Les Guthman is an American director, writer, editor and production executive, who has the distinction of both having produced three of the 20 Top Adventure Films of All Time,[1] according to Men's Journal magazine, and having won the National Academy of Sciences' (U.S) nationwide competition to find the best new idea in science television, which led to his film, Three Nights at the Keck, hosted by actor John Lithgow.[2]
He is currently producer, director and writer of the Advanced LIGO Documentary Project, a six-year collaboration with Caltech, MIT and the LIGO Laboratory, funded by the National Science Foundation, MathWorks and Caltech. The Advanced LIGO Documentary Project was formed in the summer of 2015 to document and produce the definitive documentary about Advanced LIGO's search for, and expected detection of, the first gravitational waves, a discovery that would open up the 95% of the universe that was dark to our existing observatories and space based telescopes—the violent warped side described by Caltech's Kip Thorne 30 years ago in Black Holes and Time Warps.
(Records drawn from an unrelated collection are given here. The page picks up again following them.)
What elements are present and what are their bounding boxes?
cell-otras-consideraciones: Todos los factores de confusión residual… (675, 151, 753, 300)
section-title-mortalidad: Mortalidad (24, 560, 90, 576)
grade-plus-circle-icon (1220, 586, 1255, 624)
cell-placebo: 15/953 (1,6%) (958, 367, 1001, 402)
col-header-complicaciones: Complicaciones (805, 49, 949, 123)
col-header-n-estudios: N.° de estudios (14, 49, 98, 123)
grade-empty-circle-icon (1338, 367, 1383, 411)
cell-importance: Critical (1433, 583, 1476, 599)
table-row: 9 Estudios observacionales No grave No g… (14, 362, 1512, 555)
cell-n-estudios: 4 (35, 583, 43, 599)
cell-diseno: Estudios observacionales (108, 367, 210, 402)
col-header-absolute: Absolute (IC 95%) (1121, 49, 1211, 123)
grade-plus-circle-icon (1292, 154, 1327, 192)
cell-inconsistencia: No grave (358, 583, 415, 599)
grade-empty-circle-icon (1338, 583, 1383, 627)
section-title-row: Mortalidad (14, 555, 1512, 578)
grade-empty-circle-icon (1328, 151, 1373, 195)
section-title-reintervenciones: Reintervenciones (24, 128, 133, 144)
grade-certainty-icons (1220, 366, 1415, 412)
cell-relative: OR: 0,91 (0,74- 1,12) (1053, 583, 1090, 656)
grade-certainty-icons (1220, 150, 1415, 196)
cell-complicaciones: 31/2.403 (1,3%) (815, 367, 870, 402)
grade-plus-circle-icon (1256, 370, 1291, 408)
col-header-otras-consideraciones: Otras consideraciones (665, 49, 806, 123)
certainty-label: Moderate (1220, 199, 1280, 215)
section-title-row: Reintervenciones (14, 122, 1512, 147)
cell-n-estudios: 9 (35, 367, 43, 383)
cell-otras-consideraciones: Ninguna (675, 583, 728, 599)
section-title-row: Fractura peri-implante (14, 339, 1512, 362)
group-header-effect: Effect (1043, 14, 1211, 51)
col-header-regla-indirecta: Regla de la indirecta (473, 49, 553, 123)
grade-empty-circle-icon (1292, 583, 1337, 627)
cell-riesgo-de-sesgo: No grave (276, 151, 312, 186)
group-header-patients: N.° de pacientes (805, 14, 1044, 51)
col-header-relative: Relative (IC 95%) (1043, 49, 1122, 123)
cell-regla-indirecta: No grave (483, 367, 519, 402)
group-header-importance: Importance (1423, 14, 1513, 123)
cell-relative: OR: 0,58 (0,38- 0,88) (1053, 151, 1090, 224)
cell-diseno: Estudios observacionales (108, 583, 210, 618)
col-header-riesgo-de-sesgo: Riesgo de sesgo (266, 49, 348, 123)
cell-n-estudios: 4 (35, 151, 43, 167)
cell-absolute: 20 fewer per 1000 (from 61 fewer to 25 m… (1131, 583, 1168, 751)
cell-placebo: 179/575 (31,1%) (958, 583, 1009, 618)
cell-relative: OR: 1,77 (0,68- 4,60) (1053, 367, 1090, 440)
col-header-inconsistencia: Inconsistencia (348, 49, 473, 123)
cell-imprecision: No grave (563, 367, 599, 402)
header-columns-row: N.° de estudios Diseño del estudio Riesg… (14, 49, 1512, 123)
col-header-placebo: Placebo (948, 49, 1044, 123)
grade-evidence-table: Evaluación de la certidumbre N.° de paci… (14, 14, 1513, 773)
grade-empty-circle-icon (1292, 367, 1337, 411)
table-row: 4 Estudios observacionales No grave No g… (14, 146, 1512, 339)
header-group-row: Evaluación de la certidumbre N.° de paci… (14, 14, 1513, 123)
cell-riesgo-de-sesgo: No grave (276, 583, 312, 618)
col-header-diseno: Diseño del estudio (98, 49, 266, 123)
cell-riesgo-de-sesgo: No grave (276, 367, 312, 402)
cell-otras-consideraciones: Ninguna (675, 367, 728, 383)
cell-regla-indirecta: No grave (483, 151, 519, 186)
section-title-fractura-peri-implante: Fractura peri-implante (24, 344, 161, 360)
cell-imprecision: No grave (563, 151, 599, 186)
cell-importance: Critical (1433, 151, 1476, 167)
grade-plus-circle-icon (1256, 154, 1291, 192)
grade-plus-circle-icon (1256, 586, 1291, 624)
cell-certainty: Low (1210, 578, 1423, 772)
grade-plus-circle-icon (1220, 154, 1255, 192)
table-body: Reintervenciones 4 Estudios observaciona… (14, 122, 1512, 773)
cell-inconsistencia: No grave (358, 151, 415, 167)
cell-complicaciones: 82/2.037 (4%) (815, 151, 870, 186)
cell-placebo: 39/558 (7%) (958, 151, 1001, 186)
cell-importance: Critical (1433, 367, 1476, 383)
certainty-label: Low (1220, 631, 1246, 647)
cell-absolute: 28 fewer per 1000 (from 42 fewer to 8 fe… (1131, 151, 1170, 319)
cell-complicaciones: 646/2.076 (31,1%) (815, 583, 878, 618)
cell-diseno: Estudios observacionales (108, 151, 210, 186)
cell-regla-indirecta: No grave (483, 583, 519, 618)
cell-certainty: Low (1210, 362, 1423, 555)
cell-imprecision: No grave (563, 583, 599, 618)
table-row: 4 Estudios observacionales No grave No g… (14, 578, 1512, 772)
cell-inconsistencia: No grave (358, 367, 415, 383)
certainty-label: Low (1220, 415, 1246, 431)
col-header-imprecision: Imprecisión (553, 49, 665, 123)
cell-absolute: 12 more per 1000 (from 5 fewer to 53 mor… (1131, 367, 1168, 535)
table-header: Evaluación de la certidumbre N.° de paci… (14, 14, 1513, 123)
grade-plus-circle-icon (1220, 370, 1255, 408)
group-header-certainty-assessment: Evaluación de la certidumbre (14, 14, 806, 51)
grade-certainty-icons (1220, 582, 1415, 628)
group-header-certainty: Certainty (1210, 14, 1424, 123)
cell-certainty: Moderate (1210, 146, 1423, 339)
On September 14, 2015, Guthman and his team were on location filming at the LIGO Livingston Observatory when the historic detection was made.[3] Over the next five months, he had exclusive film access to document the long, careful process of scientific verification that was conducted by the LIGO Scientific Collaboration to confirm that the received signal was in fact a gravitational wave, as predicted by Albert Einstein more than 100 years ago.[4]
On October 3, 2017 LIGO physicists Rai Weiss, Kip Thorne and Barry Barish won the Nobel Prize in Physics.[5]
Principal photography on his feature documentary LIGO (film)[6] finished in Stockholm for Nobel Week in December 2017. LIGO (film) was completed in May 2019 and won nine film festival awards in 2020-2021, including Best Documentary at the Solaris Film Festival in Vienna.[7]
He also wrote and directed an eight-part video series, LIGO: A Discovery That Shook the World distributed on YouTube.[8]
In December 2019, National Geographic named the LIGO detections at the top of its list of The 20 Top Scientific Discoveries of the Decade.[9]
Guthman produced the two LIGO programs at the 2016 World Science Festival in New York, including the main stage Saturday night panel moderated by physicist and best-selling author Brian Greene, and featuring Weiss and Barish, three of their colleagues and four short videos from the Advanced LIGO Documentary Project's exclusive footage inside the discovery.[10]
In 2013-2014, Guthman worked with New York Times executive editor Jill Abramson to create a science television series based on the newspaper's Science Times section.
For five years from 2008 to 2013, he was involved in 3D production and research, while making two feature documentaries in HD, Skiing Everest and Saturn's Embrace,[11] along with building the XPLR Channel and brand for webcasting adventure, expedition, environmental and science documentaries in partnership with Ted Leonsis' SnagFilms.com and on Amazon Video.[12] As part of his 3D work, Guthman licensed the exclusive worldwide 3D rights to Carnaval in Rio de Janeiro, in a partnership with Brazil's TV Globo.
Guthman was chairman of The Explorers Club's annual Artist in Exploration competition, sponsored by Rolex;[13] from 2013 to 2016, and chairman of its $100,000 Foundation Mamont - Explorers Club World Exploration Challenge.[14] He is also a Fellow of the Royal Canadian Geographical Society.[15]